In tal senso, l'auto affermazione di una legittimità debole propria della Modernità Occidentale - attraverso il prisma della Libertà dei singoli di fronte all’Autorità costituita - non sconfessa - come pure appare ad un'analisi frettolosa - il ruolo della Tradizione, della Colpa, della Responsabilità etica ma le “purifica”, sottraendone l’aculeo dell’arbitrio spacciato per Verità da imporre.

Le persone buone, infatti, esistono anche oggi e ciò che esiste è sempre possibile, ci ha insegnato Agnes Heller !
L'impegno responsabile, la “stampella” sempre necessaria dei principi e dei valori universali, sono perfettamente operativi nelle coscienze di chi, ancora adesso e per fortuna, si interroga sull’ influsso delle proprie e delle altrui azioni o omissioni sul prossimo, sugli innocenti sugli esclusi.

Ciò che è venuto meno, ovviamente, è il portato di certezza ontologica, la “sostanza escludente” di certezze vissute – e operate - come inattaccabili e solidissime, l’impulso “auto -assolvente” per una giustizia schematica che non riconosce valore al dubbio, alla complessità dell’evento.

L’origine della persona buona è divenuta, quindi, trascendente, non garantita da alcun culto o rito e il semplicismo manicheo – la rigida separazione tra giusti e reietti – è intuito dai moderni, o almeno dovrebbe esserlo, come un feticcio ideologico che, comunque, si attiva con ferocia – questa è la storia universale delle carceri – quasi sempre nei confronti degli estromessi, di chi vie ai margini, dei poveri di spirito.

Ecco perché, nel processo penale, la certezza e la verità non sono “macigni” che si impongono contro le resistenze artificiose delle garanzie al reo ma sono il risultato operativo di un procedimento articolato, condiviso, plurale, tragico, mai davvero esatto e compiuto, che emerge dalle spoglie di Abele – dalla forza necessaria per acclarare per quanto possibile la responsabilità individuale – ma che emerge anche dai passi, dagli inciampi, dagli errori, dallo spirito e dalla carne viva di Caino che fugge dalla propria umanità e fratellanza ma che (è sempre possibile) può farvi ritorno.
Caino sul quale, in ogni caso, precipita l'editto preciso di Dio: “Nessuno lo tocchi !”

La Giustizia, infatti, non è davvero di questo mondo: la condanna immutabile, ostativa, senza speranze, non è appannaggio dell'uomo e delle sue incertezze e debolezze; può essere solo l’illecita appropriazione delle tante scimmie di Dio, dell’ansia sostitutiva di un Potere “giusto” scevro da limiti.

Ecco perché, a mio parere, l'avvocato che qualche giorno addietro ha respinto la nomina, quale legale di fiducia, di un femminicida, dichiarando: “io sto da tutt'altra parte”, non ha fatto un buon servizio al suo ruolo, alla giustizia democratica.
Che senso ha, infatti, rivendicare una tale distanza antropologica?

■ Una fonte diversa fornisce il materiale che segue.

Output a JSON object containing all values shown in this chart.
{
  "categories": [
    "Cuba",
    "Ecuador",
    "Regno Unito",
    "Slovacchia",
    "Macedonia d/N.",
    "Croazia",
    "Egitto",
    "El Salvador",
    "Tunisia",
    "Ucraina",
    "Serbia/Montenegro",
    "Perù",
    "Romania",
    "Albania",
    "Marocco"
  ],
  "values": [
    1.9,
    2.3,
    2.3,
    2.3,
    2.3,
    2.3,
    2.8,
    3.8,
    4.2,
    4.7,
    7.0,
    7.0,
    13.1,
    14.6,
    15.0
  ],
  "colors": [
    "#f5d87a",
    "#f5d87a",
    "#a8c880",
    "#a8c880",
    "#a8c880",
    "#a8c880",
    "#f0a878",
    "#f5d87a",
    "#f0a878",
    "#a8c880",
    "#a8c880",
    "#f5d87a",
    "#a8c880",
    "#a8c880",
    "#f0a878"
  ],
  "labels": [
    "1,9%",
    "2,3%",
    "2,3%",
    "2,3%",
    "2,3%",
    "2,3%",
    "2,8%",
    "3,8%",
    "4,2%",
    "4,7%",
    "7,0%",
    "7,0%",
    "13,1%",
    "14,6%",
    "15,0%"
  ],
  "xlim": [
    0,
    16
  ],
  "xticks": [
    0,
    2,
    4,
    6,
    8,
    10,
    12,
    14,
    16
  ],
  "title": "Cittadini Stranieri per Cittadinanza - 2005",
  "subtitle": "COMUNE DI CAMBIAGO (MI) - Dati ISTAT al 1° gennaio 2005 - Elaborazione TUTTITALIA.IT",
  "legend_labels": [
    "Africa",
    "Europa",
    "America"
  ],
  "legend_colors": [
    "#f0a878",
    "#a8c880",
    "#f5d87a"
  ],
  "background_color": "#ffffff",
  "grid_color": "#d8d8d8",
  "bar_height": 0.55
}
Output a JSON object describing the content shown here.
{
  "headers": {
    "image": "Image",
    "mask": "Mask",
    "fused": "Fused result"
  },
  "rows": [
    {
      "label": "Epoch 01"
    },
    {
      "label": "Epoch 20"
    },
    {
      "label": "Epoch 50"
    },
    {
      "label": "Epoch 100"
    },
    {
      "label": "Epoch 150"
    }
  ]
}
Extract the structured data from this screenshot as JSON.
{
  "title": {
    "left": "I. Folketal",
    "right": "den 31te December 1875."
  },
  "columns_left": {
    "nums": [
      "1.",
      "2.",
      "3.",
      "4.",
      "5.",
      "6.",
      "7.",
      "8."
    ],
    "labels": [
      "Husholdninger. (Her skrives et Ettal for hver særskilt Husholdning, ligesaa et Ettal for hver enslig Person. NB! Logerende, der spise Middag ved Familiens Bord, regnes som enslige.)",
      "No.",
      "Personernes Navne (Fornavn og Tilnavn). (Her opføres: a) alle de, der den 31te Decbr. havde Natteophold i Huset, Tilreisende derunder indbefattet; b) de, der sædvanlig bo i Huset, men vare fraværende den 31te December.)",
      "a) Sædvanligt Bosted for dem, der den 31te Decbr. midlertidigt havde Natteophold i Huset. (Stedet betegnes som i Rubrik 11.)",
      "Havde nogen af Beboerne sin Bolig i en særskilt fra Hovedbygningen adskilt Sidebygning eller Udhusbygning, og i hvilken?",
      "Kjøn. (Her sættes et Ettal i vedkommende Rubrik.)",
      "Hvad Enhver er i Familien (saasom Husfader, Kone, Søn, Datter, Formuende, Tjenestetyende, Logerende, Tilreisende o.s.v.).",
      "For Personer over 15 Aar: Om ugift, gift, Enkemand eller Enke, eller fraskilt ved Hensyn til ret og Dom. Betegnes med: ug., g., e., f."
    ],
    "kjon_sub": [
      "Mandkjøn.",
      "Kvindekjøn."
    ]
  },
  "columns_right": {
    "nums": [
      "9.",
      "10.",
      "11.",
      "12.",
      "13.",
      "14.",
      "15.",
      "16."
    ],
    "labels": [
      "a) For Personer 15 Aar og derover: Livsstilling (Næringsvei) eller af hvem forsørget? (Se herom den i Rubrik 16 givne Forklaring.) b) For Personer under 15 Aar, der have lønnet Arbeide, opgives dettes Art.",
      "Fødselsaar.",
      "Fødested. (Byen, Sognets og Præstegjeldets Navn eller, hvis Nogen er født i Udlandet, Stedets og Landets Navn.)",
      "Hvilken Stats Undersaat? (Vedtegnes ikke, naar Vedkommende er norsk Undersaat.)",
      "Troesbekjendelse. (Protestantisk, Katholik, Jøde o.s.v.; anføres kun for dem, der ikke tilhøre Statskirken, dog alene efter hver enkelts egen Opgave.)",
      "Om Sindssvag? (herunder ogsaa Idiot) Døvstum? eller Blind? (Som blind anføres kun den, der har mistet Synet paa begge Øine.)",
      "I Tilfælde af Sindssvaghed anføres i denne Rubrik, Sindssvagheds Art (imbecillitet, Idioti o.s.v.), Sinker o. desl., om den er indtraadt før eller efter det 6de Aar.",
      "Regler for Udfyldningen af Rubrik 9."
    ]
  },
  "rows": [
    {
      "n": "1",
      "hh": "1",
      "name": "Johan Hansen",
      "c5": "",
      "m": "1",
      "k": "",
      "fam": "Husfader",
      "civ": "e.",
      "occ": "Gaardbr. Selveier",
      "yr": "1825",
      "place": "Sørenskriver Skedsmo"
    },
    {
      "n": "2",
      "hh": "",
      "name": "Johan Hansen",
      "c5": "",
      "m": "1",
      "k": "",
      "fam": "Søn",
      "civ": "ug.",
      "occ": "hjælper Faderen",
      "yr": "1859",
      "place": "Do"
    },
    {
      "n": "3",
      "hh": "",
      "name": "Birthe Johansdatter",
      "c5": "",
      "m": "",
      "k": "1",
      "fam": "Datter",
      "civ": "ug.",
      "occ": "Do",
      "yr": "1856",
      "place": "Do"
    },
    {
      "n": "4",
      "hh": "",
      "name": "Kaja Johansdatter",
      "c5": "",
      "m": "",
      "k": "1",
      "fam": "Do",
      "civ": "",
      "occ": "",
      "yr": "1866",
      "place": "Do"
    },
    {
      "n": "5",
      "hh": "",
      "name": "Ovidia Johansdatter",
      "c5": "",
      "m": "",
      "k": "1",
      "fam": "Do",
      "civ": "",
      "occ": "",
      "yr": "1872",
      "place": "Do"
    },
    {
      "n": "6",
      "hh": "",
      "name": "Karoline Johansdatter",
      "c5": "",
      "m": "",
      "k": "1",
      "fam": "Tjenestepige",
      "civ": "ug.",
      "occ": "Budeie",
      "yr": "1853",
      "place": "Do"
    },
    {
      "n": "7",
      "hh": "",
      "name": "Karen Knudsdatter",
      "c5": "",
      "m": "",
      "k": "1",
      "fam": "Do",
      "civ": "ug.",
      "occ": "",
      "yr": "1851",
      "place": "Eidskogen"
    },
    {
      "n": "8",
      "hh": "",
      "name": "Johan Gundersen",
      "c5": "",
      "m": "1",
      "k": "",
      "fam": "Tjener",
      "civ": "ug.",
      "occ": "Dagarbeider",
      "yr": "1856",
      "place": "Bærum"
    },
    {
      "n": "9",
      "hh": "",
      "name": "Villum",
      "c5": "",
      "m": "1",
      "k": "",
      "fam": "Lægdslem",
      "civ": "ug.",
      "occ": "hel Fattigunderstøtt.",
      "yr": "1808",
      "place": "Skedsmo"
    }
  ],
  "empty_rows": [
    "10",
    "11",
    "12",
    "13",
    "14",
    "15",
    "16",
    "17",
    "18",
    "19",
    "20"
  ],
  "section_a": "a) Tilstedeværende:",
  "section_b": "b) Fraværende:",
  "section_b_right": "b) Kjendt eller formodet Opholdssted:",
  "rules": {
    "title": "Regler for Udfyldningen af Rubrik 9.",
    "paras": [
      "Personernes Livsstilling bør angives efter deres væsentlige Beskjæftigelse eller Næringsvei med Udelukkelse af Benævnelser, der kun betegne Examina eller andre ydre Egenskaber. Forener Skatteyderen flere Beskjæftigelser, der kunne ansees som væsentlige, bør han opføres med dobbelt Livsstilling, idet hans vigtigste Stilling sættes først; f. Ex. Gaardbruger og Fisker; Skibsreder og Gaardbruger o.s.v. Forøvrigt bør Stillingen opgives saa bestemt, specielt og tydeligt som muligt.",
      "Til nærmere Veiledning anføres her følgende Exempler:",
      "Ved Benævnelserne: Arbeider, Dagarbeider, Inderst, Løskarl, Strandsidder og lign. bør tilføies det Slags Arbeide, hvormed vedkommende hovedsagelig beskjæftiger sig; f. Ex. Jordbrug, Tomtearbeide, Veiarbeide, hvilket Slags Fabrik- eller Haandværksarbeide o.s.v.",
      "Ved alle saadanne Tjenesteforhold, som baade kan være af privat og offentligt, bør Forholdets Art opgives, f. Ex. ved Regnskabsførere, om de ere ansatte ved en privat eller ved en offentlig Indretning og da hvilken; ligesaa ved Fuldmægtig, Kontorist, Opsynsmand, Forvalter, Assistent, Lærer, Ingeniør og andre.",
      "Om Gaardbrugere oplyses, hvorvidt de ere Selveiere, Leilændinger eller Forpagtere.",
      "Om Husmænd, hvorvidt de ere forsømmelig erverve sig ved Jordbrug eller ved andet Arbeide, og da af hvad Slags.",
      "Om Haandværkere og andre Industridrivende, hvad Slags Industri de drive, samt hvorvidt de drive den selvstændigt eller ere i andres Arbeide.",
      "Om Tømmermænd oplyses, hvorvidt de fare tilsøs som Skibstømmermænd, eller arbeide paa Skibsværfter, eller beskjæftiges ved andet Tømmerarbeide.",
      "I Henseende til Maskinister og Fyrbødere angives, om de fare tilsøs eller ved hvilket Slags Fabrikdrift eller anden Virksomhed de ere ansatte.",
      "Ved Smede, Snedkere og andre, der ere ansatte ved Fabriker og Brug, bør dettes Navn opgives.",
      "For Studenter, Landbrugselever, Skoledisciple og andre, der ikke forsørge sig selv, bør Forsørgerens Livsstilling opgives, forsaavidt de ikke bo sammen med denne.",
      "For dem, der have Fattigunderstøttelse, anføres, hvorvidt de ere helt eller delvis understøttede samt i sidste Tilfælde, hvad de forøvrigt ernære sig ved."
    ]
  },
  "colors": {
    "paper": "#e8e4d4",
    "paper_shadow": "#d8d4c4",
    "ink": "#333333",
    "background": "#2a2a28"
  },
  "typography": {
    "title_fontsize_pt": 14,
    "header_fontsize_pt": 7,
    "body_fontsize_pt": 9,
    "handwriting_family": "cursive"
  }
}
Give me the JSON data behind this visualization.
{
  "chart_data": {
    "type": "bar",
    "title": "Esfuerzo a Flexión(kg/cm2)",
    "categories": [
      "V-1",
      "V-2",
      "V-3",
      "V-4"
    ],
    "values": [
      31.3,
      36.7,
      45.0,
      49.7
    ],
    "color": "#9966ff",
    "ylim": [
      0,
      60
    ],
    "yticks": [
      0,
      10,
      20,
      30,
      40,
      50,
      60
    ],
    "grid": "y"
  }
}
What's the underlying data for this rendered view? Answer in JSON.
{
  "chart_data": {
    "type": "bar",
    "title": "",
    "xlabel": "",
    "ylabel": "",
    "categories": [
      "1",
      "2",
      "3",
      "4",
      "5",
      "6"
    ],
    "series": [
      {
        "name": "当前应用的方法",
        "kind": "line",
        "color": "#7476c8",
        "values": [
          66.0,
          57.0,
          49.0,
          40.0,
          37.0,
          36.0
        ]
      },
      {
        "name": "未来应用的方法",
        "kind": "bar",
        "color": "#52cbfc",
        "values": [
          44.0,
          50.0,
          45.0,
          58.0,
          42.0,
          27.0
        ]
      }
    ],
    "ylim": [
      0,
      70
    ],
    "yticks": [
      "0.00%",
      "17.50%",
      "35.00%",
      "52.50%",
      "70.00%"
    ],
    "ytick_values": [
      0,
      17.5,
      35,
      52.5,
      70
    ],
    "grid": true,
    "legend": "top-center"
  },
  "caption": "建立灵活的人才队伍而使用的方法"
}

Affermare l’abisso che separa vittima e carnefice ponendosi, ovviamente, al sicuro, sulla sponda giusta, affermando una impropria alterità?
Questa reazione, ovviamente popolare, contraddice lo spirito del Presente, lo sviluppo sano della nostra civiltà giuridica.

Fatto salvo il diritto di ogni avvocato, infatti, di non accettare un incarico, non è però corretto – pubblicizzandone sulla stampa le motivazioni “morali” - anticipare la condanna, depotenziare il processo, contribuire a renderlo inutile nel dibattito pubblico, consegnare il “colpevole” alla mercé scandalizzata dei suoi ormai “ex simili” (non più pari) come sempre pronti - nella Maggioranza - a gridare in coro: è indifendibile!

E quanto sarebbe stato bello invece (e parlo propriamente della “bellezza della persona buona”) se proprio un’avvocatessa esperta, impegnata nella tutela delle vittime di violenze e abusi; se proprio un giurista degli ultimi, degli esclusi, degli stigmatizzati, avesse onorato l'indispensabile compito della difesa tecnica anche del “Nemico”. Ne avrebbe goduto il Processo, l'esito di un dibattimento garantito, una condanna “giusta”, il riconoscimento salutare e sincero che è sottilissimo e fragile il crinale che separa il povero diavolo dal povero Cristo.